Nielson Inc. is owned by Franco Fava, a prominent Liberal Party of Quebec fundraiser.
Commissioner Lachance asked the witnesses if they had any proof that the companies were engaged in “extra seeking”. Trudel replied that both Neilson and EBC added extras to contracts far more frequently than other companies.
Morin also presented the commissioners with a list of twelve former high-ranking civil servants within Transport Quebec who had moved into the private sector and are now working for various large construction companies or engineering firms. No evidence was presented suggesting that those people are connected with any wrongdoing.
At one point during the proceedings, the commissioners appeared frustrated by the witnesses’ refusal to name any of the anonymous sources who had provided them with information during their probe of the provincial Transportation Department. Duchesneau said that while his team wants to cooperate with the commission, “there are constraints.”
“People are scared, and we must be aware of this,” he said. “Providing the information you’re asking for has consequences. We don’t want to hide anything, but (revealing the names) would betray the people who helped us.”
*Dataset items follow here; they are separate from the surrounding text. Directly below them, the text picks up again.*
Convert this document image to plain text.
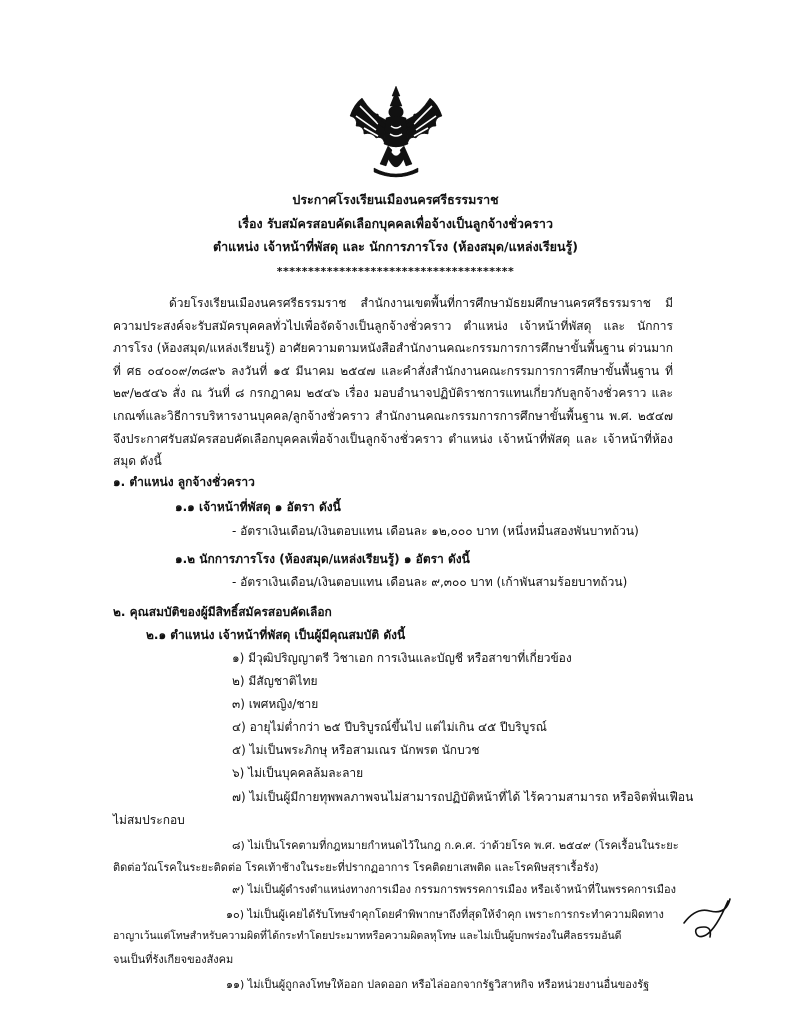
ประกาศโรงเรียนเมืองนครศรีธรรมราช
เรื่อง รับสมัครสอบคัดเลือกบุคคลเพื่อจ้างเป็นลูกจ้างชั่วคราว
ตำแหน่ง เจ้าหน้าที่พัสดุ และ นักการภารโรง (ห้องสมุด/แหล่งเรียนรู้)
**************************************
ด้วยโรงเรียนเมืองนครศรีธรรมราช สำนักงานเขตพื้นที่การศึกษามัธยมศึกษานครศรีธรรมราช มีความประสงค์จะรับสมัครบุคคลทั่วไปเพื่อจัดจ้างเป็นลูกจ้างชั่วคราว ตำแหน่ง เจ้าหน้าที่พัสดุ และ นักการภารโรง (ห้องสมุด/แหล่งเรียนรู้) อาศัยความตามหนังสือสำนักงานคณะกรรมการการศึกษาขั้นพื้นฐาน ด่วนมาก ที่ ศธ ๐๔๐๐๙/๓๘๙๖ ลงวันที่ ๑๕ มีนาคม ๒๕๔๗ และคำสั่งสำนักงานคณะกรรมการการศึกษาขั้นพื้นฐาน ที่ ๒๙/๒๕๔๖ สั่ง ณ วันที่ ๘ กรกฎาคม ๒๕๔๖ เรื่อง มอบอำนาจปฏิบัติราชการแทนเกี่ยวกับลูกจ้างชั่วคราว และเกณฑ์และวิธีการบริหารงานบุคคล/ลูกจ้างชั่วคราว สำนักงานคณะกรรมการการศึกษาขั้นพื้นฐาน พ.ศ. ๒๕๔๗ จึงประกาศรับสมัครสอบคัดเลือกบุคคลเพื่อจ้างเป็นลูกจ้างชั่วคราว ตำแหน่ง เจ้าหน้าที่พัสดุ และ เจ้าหน้าที่ห้องสมุด ดังนี้
๑. ตำแหน่ง ลูกจ้างชั่วคราว
๑.๑ เจ้าหน้าที่พัสดุ ๑ อัตรา ดังนี้
- อัตราเงินเดือน/เงินตอบแทน เดือนละ ๑๒,๐๐๐ บาท (หนึ่งหมื่นสองพันบาทถ้วน)
๑.๒ นักการภารโรง (ห้องสมุด/แหล่งเรียนรู้) ๑ อัตรา ดังนี้
- อัตราเงินเดือน/เงินตอบแทน เดือนละ ๙,๓๐๐ บาท (เก้าพันสามร้อยบาทถ้วน)
๒. คุณสมบัติของผู้มีสิทธิ์สมัครสอบคัดเลือก
๒.๑ ตำแหน่ง เจ้าหน้าที่พัสดุ เป็นผู้มีคุณสมบัติ ดังนี้
๑) มีวุฒิปริญญาตรี วิชาเอก การเงินและบัญชี หรือสาขาที่เกี่ยวข้อง
๒) มีสัญชาติไทย
๓) เพศหญิง/ชาย
๔) อายุไม่ต่ำกว่า ๒๕ ปีบริบูรณ์ขึ้นไป แต่ไม่เกิน ๔๕ ปีบริบูรณ์
๕) ไม่เป็นพระภิกษุ หรือสามเณร นักพรต นักบวช
๖) ไม่เป็นบุคคลล้มละลาย
๗) ไม่เป็นผู้มีกายทุพพลภาพจนไม่สามารถปฏิบัติหน้าที่ได้ ไร้ความสามารถ หรือจิตฟั่นเฟือน
ไม่สมประกอบ
๘) ไม่เป็นโรคตามที่กฎหมายกำหนดไว้ในกฎ ก.ค.ศ. ว่าด้วยโรค พ.ศ. ๒๕๔๙ (โรคเรื้อนในระยะ
ติดต่อวัณโรคในระยะติดต่อ โรคเท้าช้างในระยะที่ปรากฏอาการ โรคติดยาเสพติด และโรคพิษสุราเรื้อรัง)
๙) ไม่เป็นผู้ดำรงตำแหน่งทางการเมือง กรรมการพรรคการเมือง หรือเจ้าหน้าที่ในพรรคการเมือง
๑๐) ไม่เป็นผู้เคยได้รับโทษจำคุกโดยคำพิพากษาถึงที่สุดให้จำคุก เพราะการกระทำความผิดทาง
อาญาเว้นแต่โทษสำหรับความผิดที่ได้กระทำโดยประมาทหรือความผิดลหุโทษ และไม่เป็นผู้บกพร่องในศีลธรรมอันดี
จนเป็นที่รังเกียจของสังคม
๑๑) ไม่เป็นผู้ถูกลงโทษให้ออก ปลดออก หรือไล่ออกจากรัฐวิสาหกิจ หรือหน่วยงานอื่นของรัฐ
On Tuesday afternoon, lawyers for other parties who have been granted “participant” status at the commission had an opportunity to cross-examine Duchesneau, Trudel and Morin. Denis Houle, lawyer for the association representing roadwork companies in Quebec (ACRGTQ), said he was troubled by the testimony that named companies and their employees without solid proof.
“The problem I have is that you bring us one example (of each type of scheme), which sometimes is false, and you are generalizing,” Houle said. “I think you’re pushing it.”
Duchesneau shot back:
“By trivializing the situation, I think you’re pushing it.”
Cross-examination of the witnesses will continue on Wednesday. The commission will then take a two-month break for the summer.